The world is moving a lot faster than it did when I was a kid. We could blame it on technology, but that wouldn’t tell the whole story. It’s just a different world. It’s more connected, while simultaneously being completely disconnected. We have more access than ever, but things also seem strangely inaccessible. Kids are shepherded out of childhood more quickly to give them more time to be adults. More time to excel and be accomplished grown ups. As a parent, I can’t help but feel like that’s misguided. If there is anything about my life I wish I could have extended, it would be my childhood. It would be those years before boys and college– and certainly my twenties– when long, hot days were spent cellphone-free at the pool, ordering chicken fingers and playing Marco Polo. It’s easy to idealize our memories, but I don’t think I’m crazy to believe that the less I knew, the easier it was to be happy.

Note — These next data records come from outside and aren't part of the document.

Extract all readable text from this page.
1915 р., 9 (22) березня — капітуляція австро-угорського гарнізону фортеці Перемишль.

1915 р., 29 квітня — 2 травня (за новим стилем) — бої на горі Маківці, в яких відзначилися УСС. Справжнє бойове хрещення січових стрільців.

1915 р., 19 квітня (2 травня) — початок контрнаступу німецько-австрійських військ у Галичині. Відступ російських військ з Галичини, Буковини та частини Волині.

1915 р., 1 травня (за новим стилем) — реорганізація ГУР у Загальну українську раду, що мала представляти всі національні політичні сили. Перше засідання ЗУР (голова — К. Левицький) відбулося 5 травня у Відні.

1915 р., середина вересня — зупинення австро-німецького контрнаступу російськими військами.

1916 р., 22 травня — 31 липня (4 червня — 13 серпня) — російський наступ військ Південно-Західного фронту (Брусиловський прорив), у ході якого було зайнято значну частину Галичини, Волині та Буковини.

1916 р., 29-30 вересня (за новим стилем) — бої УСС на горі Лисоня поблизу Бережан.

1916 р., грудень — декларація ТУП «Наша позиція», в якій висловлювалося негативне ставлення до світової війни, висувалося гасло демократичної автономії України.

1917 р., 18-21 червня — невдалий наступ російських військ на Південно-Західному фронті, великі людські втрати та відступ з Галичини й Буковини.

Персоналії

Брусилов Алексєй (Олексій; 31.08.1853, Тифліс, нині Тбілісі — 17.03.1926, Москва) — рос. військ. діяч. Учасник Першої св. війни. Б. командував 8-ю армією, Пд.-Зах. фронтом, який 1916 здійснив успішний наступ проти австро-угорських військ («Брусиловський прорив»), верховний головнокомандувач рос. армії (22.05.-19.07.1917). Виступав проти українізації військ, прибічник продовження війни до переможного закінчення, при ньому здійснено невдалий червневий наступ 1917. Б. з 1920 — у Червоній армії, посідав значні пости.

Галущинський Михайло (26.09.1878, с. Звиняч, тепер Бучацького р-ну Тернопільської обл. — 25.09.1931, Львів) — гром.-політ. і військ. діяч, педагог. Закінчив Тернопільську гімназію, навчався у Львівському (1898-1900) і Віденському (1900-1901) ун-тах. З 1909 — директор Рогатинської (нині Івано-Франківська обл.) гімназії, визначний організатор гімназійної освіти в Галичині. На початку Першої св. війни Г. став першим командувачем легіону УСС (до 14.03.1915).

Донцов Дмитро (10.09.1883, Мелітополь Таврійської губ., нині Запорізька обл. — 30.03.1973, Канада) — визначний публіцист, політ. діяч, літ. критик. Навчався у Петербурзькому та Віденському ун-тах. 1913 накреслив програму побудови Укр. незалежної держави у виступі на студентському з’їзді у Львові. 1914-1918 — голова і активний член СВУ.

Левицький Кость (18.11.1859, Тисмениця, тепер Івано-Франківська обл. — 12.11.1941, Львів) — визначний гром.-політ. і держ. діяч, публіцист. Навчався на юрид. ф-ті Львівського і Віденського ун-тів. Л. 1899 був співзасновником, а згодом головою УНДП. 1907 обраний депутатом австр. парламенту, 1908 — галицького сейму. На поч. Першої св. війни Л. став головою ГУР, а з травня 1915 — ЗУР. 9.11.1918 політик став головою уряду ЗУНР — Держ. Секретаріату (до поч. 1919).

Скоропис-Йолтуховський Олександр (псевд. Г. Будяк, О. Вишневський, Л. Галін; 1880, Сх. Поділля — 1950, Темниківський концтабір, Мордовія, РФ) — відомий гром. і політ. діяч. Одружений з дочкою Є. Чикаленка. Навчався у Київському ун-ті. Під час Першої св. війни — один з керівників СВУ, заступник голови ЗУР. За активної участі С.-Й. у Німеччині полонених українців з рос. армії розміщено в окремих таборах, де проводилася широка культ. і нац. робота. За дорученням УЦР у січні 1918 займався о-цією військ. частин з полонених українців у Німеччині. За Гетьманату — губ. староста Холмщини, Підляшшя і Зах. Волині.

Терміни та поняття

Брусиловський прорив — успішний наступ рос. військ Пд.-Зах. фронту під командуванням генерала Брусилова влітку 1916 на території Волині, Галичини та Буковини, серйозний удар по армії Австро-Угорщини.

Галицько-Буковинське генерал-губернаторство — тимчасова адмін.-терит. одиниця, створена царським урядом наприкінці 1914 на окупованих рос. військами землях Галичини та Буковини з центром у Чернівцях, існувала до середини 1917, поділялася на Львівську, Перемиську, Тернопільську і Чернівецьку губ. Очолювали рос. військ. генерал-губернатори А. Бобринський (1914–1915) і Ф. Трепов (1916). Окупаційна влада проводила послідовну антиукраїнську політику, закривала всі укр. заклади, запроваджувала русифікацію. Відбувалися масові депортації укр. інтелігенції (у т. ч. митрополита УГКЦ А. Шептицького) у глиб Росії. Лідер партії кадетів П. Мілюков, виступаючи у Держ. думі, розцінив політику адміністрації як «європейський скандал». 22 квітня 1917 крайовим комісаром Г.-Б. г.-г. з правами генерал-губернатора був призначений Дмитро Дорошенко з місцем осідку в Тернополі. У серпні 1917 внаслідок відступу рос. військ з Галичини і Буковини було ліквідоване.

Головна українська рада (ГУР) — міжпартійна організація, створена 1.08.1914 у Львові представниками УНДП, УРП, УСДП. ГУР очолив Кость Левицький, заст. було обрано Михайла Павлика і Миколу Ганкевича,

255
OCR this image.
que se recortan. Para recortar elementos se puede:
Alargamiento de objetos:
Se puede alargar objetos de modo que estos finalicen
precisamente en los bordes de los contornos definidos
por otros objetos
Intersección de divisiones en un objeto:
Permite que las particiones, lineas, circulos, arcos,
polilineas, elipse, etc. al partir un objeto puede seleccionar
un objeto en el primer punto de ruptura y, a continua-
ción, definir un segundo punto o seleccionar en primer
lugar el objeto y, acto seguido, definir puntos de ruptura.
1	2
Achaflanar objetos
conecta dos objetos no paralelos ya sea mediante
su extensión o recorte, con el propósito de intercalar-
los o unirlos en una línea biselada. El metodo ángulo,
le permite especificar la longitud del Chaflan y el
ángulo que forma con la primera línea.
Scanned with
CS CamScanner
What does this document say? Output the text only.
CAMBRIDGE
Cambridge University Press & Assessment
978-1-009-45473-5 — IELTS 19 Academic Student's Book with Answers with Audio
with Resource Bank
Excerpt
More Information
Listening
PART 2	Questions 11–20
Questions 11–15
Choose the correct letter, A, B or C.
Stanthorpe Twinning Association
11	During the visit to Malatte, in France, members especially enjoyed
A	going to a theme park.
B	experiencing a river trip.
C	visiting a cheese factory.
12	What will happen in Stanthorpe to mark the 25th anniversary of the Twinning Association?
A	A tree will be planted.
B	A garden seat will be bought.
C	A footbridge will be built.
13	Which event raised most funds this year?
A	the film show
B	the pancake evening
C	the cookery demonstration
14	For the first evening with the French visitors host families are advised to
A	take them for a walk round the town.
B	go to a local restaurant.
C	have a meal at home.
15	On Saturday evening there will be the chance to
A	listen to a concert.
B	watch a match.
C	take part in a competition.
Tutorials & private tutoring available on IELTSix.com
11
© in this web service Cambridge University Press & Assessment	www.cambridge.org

There’s not a Buy Buy Baby for these years. There’s no registry list for those years when the things you tell your children impact the way they see the world, or the kinds of humans they start to become. These days, I laugh at the tough choices we made between the UppaBaby and whatever the other option was. Because how I pushed my child around the city seems a much easier choice than how I teach my child not to push others. Curating a nursery, though necessary and fun, seems to have overshadowed the time when my husband and I should have talked through the kind of human we wanted to raise and our plan and path to get there.

How do you raise a good human? Or can you? I don’t know. When you drop them off, move them in, or give them away, how will you ever know that you’ve made the right choices or shown them the right things? How can you be sure that they will go forth with confidence, humility, and a sense of what is right and wrong?

Maybe you can’t. But it’s worth trying.

 

4 thoughts on “Notes from the Underground

  1. The answer is ……….. most of us are never content in the moment. That’s why we look back with regret (“I didn’t spend enough time with my kids”) or dream about a perfect future. Carpe Diem!

  2. I enjoyed your thoughtful insight. There are no magic wands in this world to make it perfect for our kids, so we try our best.